Crunchy peanut butter
I don’t eat breakfast because I want to get right to my desk in the morning and my wife and I usually don’t eat lunch until early afternoon. I subsist in the morning on great, Roman emperor-like spoonfuls of crunchy peanut butter between six in the morning and when I actually sit down to a meal like a civilised grownup.
Fountain pens
Although I write on my computer, I print out a batch of work every fifty or so pages, and then I edit them with a fountain pen. I like fountain pens because they demand that I think more slowly – otherwise I make a mess. And thinking more slowly helps me to find the right synonym: rose instead of red, burgundy instead of rose. Writing is precision, and it is with fountain pens that often I find the right word.
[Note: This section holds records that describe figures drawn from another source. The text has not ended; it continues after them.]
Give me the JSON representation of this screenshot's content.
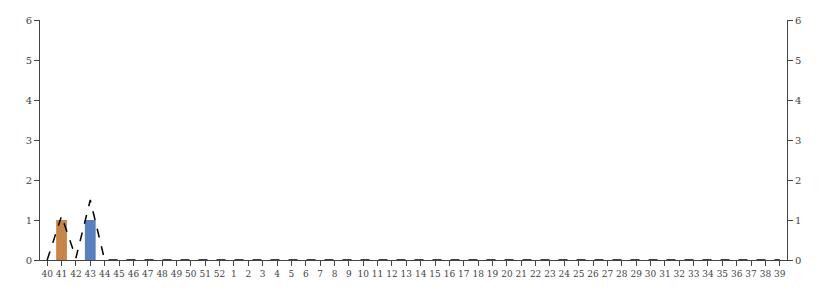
{
  "chart_data": {
    "type": "bar",
    "categories": [
      "40",
      "41",
      "42",
      "43",
      "44",
      "45",
      "46",
      "47",
      "48",
      "49",
      "50",
      "51",
      "52",
      "1",
      "2",
      "3",
      "4",
      "5",
      "6",
      "7",
      "8",
      "9",
      "10",
      "11",
      "12",
      "13",
      "14",
      "15",
      "16",
      "17",
      "18",
      "19",
      "20",
      "21",
      "22",
      "23",
      "24",
      "25",
      "26",
      "27",
      "28",
      "29",
      "30",
      "31",
      "32",
      "33",
      "34",
      "35",
      "36",
      "37",
      "38",
      "39"
    ],
    "series": [
      {
        "type": "bar",
        "color": "#c8854a",
        "values": [
          0,
          1,
          0,
          0,
          0,
          0,
          0,
          0,
          0,
          0,
          0,
          0,
          0,
          0,
          0,
          0,
          0,
          0,
          0,
          0,
          0,
          0,
          0,
          0,
          0,
          0,
          0,
          0,
          0,
          0,
          0,
          0,
          0,
          0,
          0,
          0,
          0,
          0,
          0,
          0,
          0,
          0,
          0,
          0,
          0,
          0,
          0,
          0,
          0,
          0,
          0,
          0
        ]
      },
      {
        "type": "bar",
        "color": "#5b7fbe",
        "values": [
          0,
          0,
          0,
          1,
          0,
          0,
          0,
          0,
          0,
          0,
          0,
          0,
          0,
          0,
          0,
          0,
          0,
          0,
          0,
          0,
          0,
          0,
          0,
          0,
          0,
          0,
          0,
          0,
          0,
          0,
          0,
          0,
          0,
          0,
          0,
          0,
          0,
          0,
          0,
          0,
          0,
          0,
          0,
          0,
          0,
          0,
          0,
          0,
          0,
          0,
          0,
          0
        ]
      },
      {
        "type": "line",
        "color": "#000000",
        "line_style": "dashed",
        "values": [
          0,
          1.1,
          0.05,
          1.5,
          0,
          0,
          0,
          0,
          0,
          0,
          0,
          0,
          0,
          0,
          0,
          0,
          0,
          0,
          0,
          0,
          0,
          0,
          0,
          0,
          0,
          0,
          0,
          0,
          0,
          0,
          0,
          0,
          0,
          0,
          0,
          0,
          0,
          0,
          0,
          0,
          0,
          0,
          0,
          0,
          0,
          0,
          0,
          0,
          0,
          0,
          0,
          0
        ]
      }
    ],
    "ylim": [
      0,
      6
    ],
    "yticks": [
      0,
      1,
      2,
      3,
      4,
      5,
      6
    ],
    "y2lim": [
      0,
      6
    ],
    "y2ticks": [
      0,
      1,
      2,
      3,
      4,
      5,
      6
    ],
    "grid": false
  }
}
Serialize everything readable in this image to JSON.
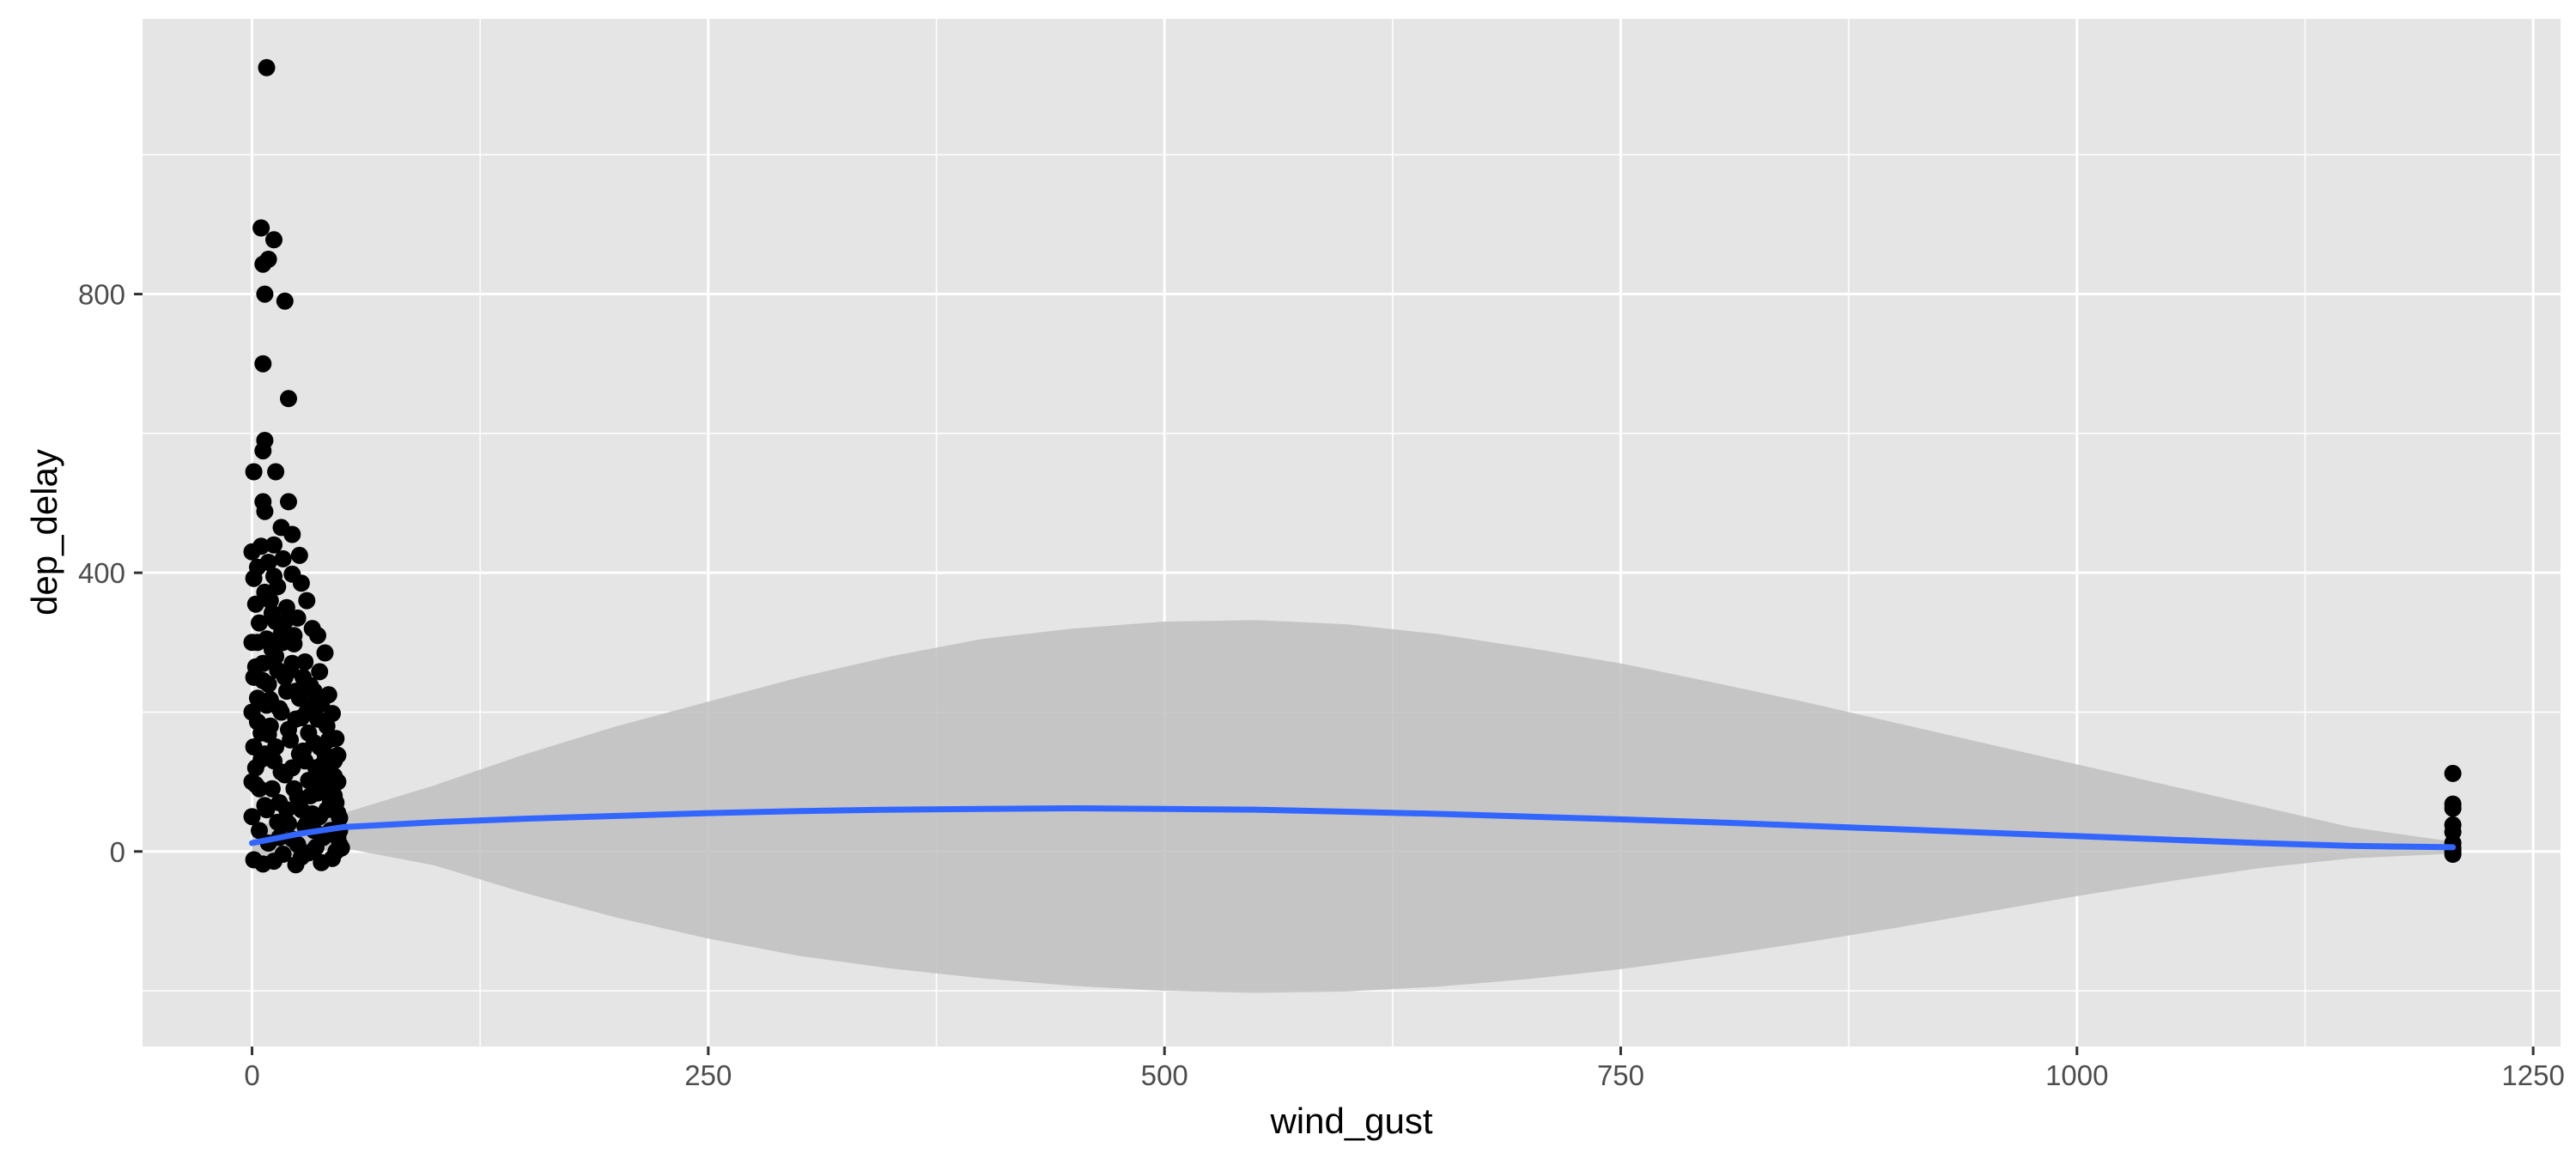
{
  "chart_data": {
    "type": "scatter",
    "title": "",
    "xlabel": "wind_gust",
    "ylabel": "dep_delay",
    "xlim": [
      -60,
      1265
    ],
    "ylim": [
      -280,
      1195
    ],
    "x_ticks": [
      0,
      250,
      500,
      750,
      1000,
      1250
    ],
    "y_ticks": [
      0,
      400,
      800
    ],
    "x_tick_labels": [
      "0",
      "250",
      "500",
      "750",
      "1000",
      "1250"
    ],
    "y_tick_labels": [
      "0",
      "400",
      "800"
    ],
    "grid": true,
    "legend": "none",
    "colors": {
      "panel_background": "#e5e5e5",
      "grid_major": "#ffffff",
      "point": "#000000",
      "smooth_line": "#3366ff",
      "confidence_band": "#bfbfbf"
    },
    "series": [
      {
        "type": "scatter",
        "points": [
          [
            8,
            1125
          ],
          [
            5,
            895
          ],
          [
            12,
            878
          ],
          [
            9,
            850
          ],
          [
            6,
            843
          ],
          [
            7,
            800
          ],
          [
            18,
            790
          ],
          [
            6,
            700
          ],
          [
            20,
            650
          ],
          [
            7,
            590
          ],
          [
            6,
            575
          ],
          [
            1,
            545
          ],
          [
            13,
            545
          ],
          [
            6,
            502
          ],
          [
            20,
            502
          ],
          [
            7,
            488
          ],
          [
            16,
            465
          ],
          [
            22,
            455
          ],
          [
            12,
            440
          ],
          [
            5,
            438
          ],
          [
            0,
            430
          ],
          [
            26,
            425
          ],
          [
            17,
            420
          ],
          [
            9,
            415
          ],
          [
            3,
            408
          ],
          [
            22,
            398
          ],
          [
            1,
            392
          ],
          [
            27,
            385
          ],
          [
            14,
            380
          ],
          [
            7,
            372
          ],
          [
            30,
            360
          ],
          [
            2,
            355
          ],
          [
            19,
            350
          ],
          [
            11,
            342
          ],
          [
            25,
            335
          ],
          [
            4,
            328
          ],
          [
            33,
            320
          ],
          [
            16,
            312
          ],
          [
            36,
            310
          ],
          [
            8,
            305
          ],
          [
            23,
            298
          ],
          [
            40,
            285
          ],
          [
            13,
            280
          ],
          [
            29,
            272
          ],
          [
            2,
            265
          ],
          [
            37,
            258
          ],
          [
            18,
            250
          ],
          [
            6,
            245
          ],
          [
            32,
            238
          ],
          [
            24,
            230
          ],
          [
            42,
            225
          ],
          [
            10,
            218
          ],
          [
            38,
            212
          ],
          [
            15,
            205
          ],
          [
            44,
            198
          ],
          [
            27,
            192
          ],
          [
            3,
            186
          ],
          [
            41,
            180
          ],
          [
            20,
            175
          ],
          [
            9,
            168
          ],
          [
            46,
            162
          ],
          [
            34,
            156
          ],
          [
            13,
            150
          ],
          [
            28,
            144
          ],
          [
            47,
            138
          ],
          [
            5,
            132
          ],
          [
            39,
            126
          ],
          [
            22,
            120
          ],
          [
            16,
            114
          ],
          [
            45,
            108
          ],
          [
            31,
            102
          ],
          [
            2,
            96
          ],
          [
            11,
            90
          ],
          [
            36,
            84
          ],
          [
            25,
            78
          ],
          [
            43,
            72
          ],
          [
            7,
            66
          ],
          [
            19,
            60
          ],
          [
            33,
            54
          ],
          [
            48,
            48
          ],
          [
            14,
            42
          ],
          [
            29,
            36
          ],
          [
            4,
            30
          ],
          [
            40,
            24
          ],
          [
            22,
            18
          ],
          [
            9,
            12
          ],
          [
            35,
            6
          ],
          [
            46,
            0
          ],
          [
            17,
            -4
          ],
          [
            27,
            -8
          ],
          [
            1,
            -12
          ],
          [
            12,
            -14
          ],
          [
            38,
            -16
          ],
          [
            6,
            -18
          ],
          [
            24,
            -19
          ],
          [
            44,
            -10
          ],
          [
            31,
            -2
          ],
          [
            15,
            70
          ],
          [
            26,
            140
          ],
          [
            8,
            210
          ],
          [
            21,
            260
          ],
          [
            34,
            230
          ],
          [
            3,
            300
          ],
          [
            18,
            330
          ],
          [
            10,
            360
          ],
          [
            12,
            395
          ],
          [
            23,
            310
          ],
          [
            30,
            200
          ],
          [
            37,
            150
          ],
          [
            42,
            110
          ],
          [
            45,
            80
          ],
          [
            47,
            55
          ],
          [
            48,
            30
          ],
          [
            47,
            20
          ],
          [
            49,
            5
          ],
          [
            0,
            100
          ],
          [
            0,
            200
          ],
          [
            0,
            300
          ],
          [
            0,
            50
          ],
          [
            1,
            150
          ],
          [
            1,
            250
          ],
          [
            2,
            120
          ],
          [
            3,
            220
          ],
          [
            4,
            90
          ],
          [
            5,
            170
          ],
          [
            6,
            270
          ],
          [
            7,
            140
          ],
          [
            8,
            60
          ],
          [
            9,
            240
          ],
          [
            10,
            180
          ],
          [
            11,
            290
          ],
          [
            12,
            130
          ],
          [
            13,
            330
          ],
          [
            14,
            260
          ],
          [
            15,
            20
          ],
          [
            16,
            200
          ],
          [
            17,
            300
          ],
          [
            18,
            110
          ],
          [
            19,
            230
          ],
          [
            20,
            40
          ],
          [
            21,
            160
          ],
          [
            22,
            270
          ],
          [
            23,
            90
          ],
          [
            24,
            190
          ],
          [
            25,
            10
          ],
          [
            26,
            220
          ],
          [
            27,
            60
          ],
          [
            28,
            250
          ],
          [
            29,
            130
          ],
          [
            30,
            40
          ],
          [
            31,
            170
          ],
          [
            32,
            80
          ],
          [
            33,
            210
          ],
          [
            34,
            30
          ],
          [
            35,
            120
          ],
          [
            36,
            190
          ],
          [
            37,
            50
          ],
          [
            38,
            100
          ],
          [
            39,
            20
          ],
          [
            40,
            140
          ],
          [
            41,
            60
          ],
          [
            42,
            160
          ],
          [
            43,
            30
          ],
          [
            44,
            90
          ],
          [
            45,
            130
          ],
          [
            46,
            70
          ],
          [
            47,
            100
          ],
          [
            48,
            10
          ],
          [
            1206,
            112
          ],
          [
            1206,
            68
          ],
          [
            1206,
            62
          ],
          [
            1206,
            38
          ],
          [
            1206,
            28
          ],
          [
            1206,
            12
          ],
          [
            1206,
            5
          ],
          [
            1206,
            0
          ],
          [
            1206,
            -4
          ]
        ]
      },
      {
        "type": "smooth",
        "x": [
          0,
          25,
          50,
          100,
          150,
          200,
          250,
          300,
          350,
          400,
          450,
          500,
          550,
          600,
          650,
          700,
          750,
          800,
          850,
          900,
          950,
          1000,
          1050,
          1100,
          1150,
          1206
        ],
        "y": [
          12,
          25,
          35,
          42,
          47,
          51,
          55,
          58,
          60,
          61,
          62,
          61,
          60,
          57,
          54,
          50,
          46,
          42,
          37,
          32,
          27,
          22,
          17,
          12,
          8,
          6
        ],
        "lower": [
          -20,
          -5,
          5,
          -20,
          -60,
          -95,
          -125,
          -150,
          -168,
          -182,
          -193,
          -200,
          -203,
          -201,
          -194,
          -183,
          -169,
          -151,
          -131,
          -110,
          -87,
          -64,
          -43,
          -24,
          -10,
          -3
        ],
        "upper": [
          40,
          40,
          55,
          95,
          140,
          180,
          215,
          250,
          280,
          305,
          320,
          330,
          332,
          326,
          312,
          292,
          270,
          243,
          215,
          185,
          155,
          125,
          95,
          65,
          35,
          14
        ]
      }
    ]
  }
}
Walking my dog in the woods
We talk a lot these days about being mindful. Well, I am the least mindful person on the planet. I am riddled with anxieties and self-loathing, and I’m utterly incapable of living in the present. But the closest I come to being mindful is when I am in the woods or the fields around my home with my dog. The dog is a rescue who is gentle, loving, smart and capable of eating a whole package of English muffins and feigning absolute innocence.
A great bar
I come from a family with alcoholics on both sides, so I will never romanticise alcoholism. But I appreciate a great bar, either alone or with my lovely bride: the elegance of a well-polished mahogany balustrade, the phantasmagoric colours of the well-lit bottles of booze behind the bartender, the dreamlike shapes of the martini glasses, the wine glasses, the high ball glasses. I wrote the opening of The Flight Attendant on cocktail napkins in one bar and at least two scenes I can recall from my new book, Hour of the Witch, in two others.